Applying Freud’s pain pleasure principle, which suggests that people make choices to avoid pain or increase pleasure, it is logical to conclude that married couples would choose divorce only when the net effect of leaving exceeds the benefit of staying together.

For women, the financial fallout of divorce is often more significant than men, even if they hold jobs, due to the undeniable impact of gender pay gap. In many countries, religion or custom gains precedence in the interpretation of family laws covering marriage, divorce, property rights, inheritance, custody and guardianship, many of which favour men.

Unless there is egregious abuse and uncontestable reasons of physical safety, the decision to divorce is not purely a personal choice. Marriage, after all, is not just a union of two individuals, but also a social construct that forms the building blocks of society as we know it. When this basic construct is threatened, it is natural for society to weigh in on its implications.

It is all grief
Dissolving a marriage is complicated, particularly when children are involved. While the legal process is tiring and tedious, its tribulations are well defined. It is the emotional process that is often ignored. Like the death of a loved one, the end of a relationship is also a loss. Yet, loss, like failure, is sometimes a better teacher than success because it calls forth our true essence, the part we hide while we proudly display our accomplishments.

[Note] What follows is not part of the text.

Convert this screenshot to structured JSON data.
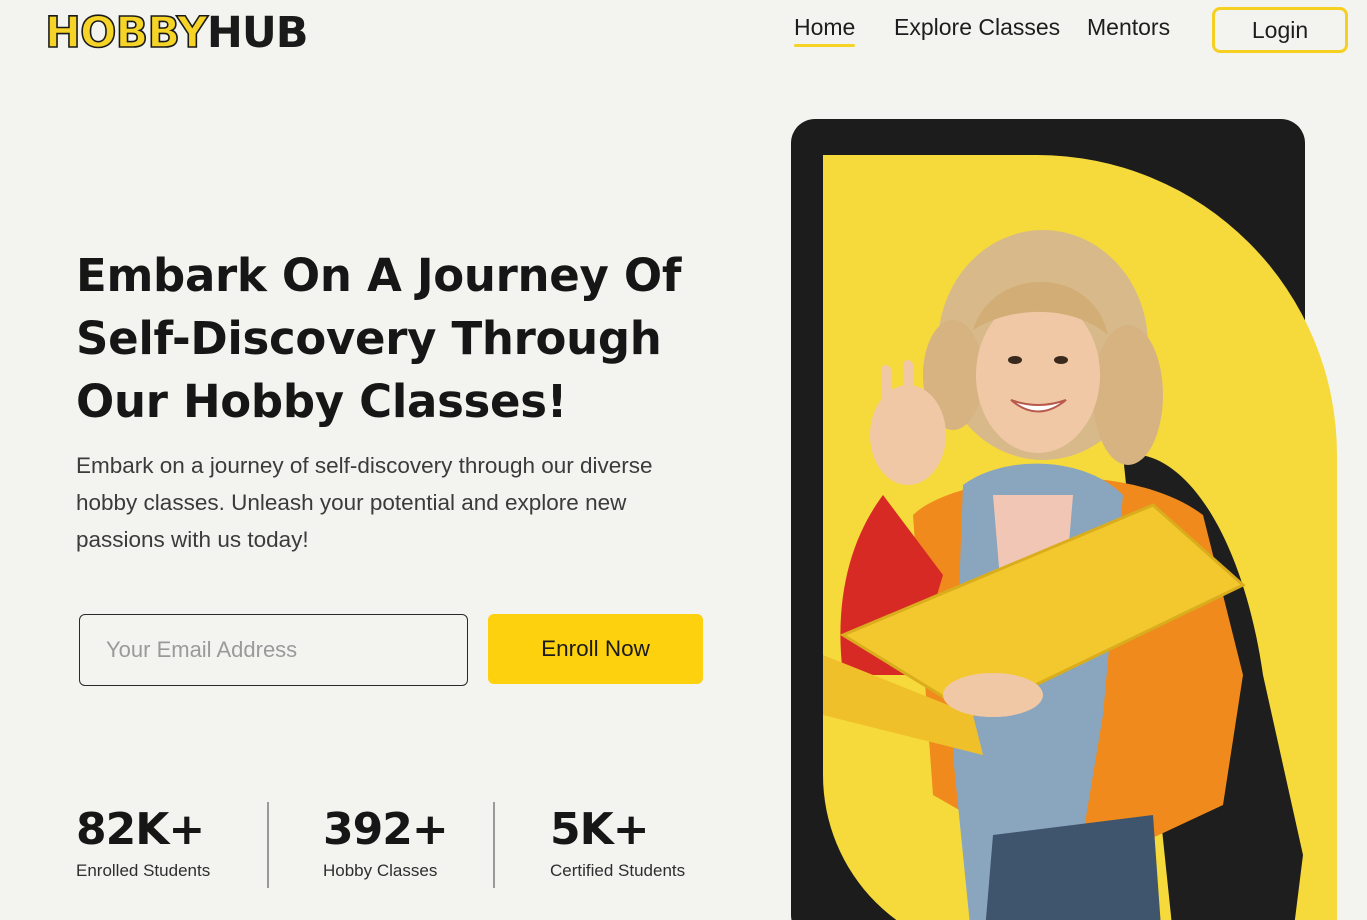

Based on her research, Swiss psychiatrist Elisabeth Kubler-Ross defined the five stages that follow loss – denial, anger, bargaining, depression and acceptance. Although not everyone goes through every stage or in this order, and others may visit certain stages more than once, these stages are most commonly observed in those grieving a loss.

During the months I waited for my divorce to be finalised, I noticed the sympathy offered to my widowed father, while the topic of my loss – the breakdown of my marriage – was largely overlooked by the same folks. Divorce is a topic best left unacknowledged, particularly in cultures where it is viewed as a social failure.

For couples with kids, the pain and practical issues of separation is compounded by their concern for the impact of their decision on the children. Generalised statements about the poor outcomes for children of divorce who spend time between two homes or are exclusively brought up by one parent do not take into account those children who are raised by grandparents because the parents are unable or unwilling to care for them.

Parents who stay together in a toxic marriage may give the outward impression of a cohesive family, but chronic exposure to a dysfunctional home environment can cause damage that manifests in the next generation of adults who are unable to form loving bonds.

Whether or not the law allows for “divorce by mutual consent”, it is never easy to walk away from an intimate relationship. Every couple can sense when they have entered the “irretrievable breakdown” phase of their marriage where it is unlikely that there will be restoration of a functional relationship. At this point, it behoves society to grant agency to the adults involved in moving towards an amicable end to a failing relationship.

There was much to celebrate when the world marked International Women’s Day last week. Since the day was first celebrated more than 100 years ago, women have made great strides in several arenas. However, there is still much to be done to ensure the rights of girls and women in all spaces and relationships, public or private, married or not.

An important step in this direction would be a change in social attitudes towards divorce. Instead of seeing it as a failure of individuals and a scar on society, it should be understood as a first step in the process of healing a fractured family.

By giving couples another chance at happiness by creating a new way of living and joint parenting without the stress of having to cohabit under the same roof, society can move towards a cohesive and cooperative model that will endure for the next hundred years.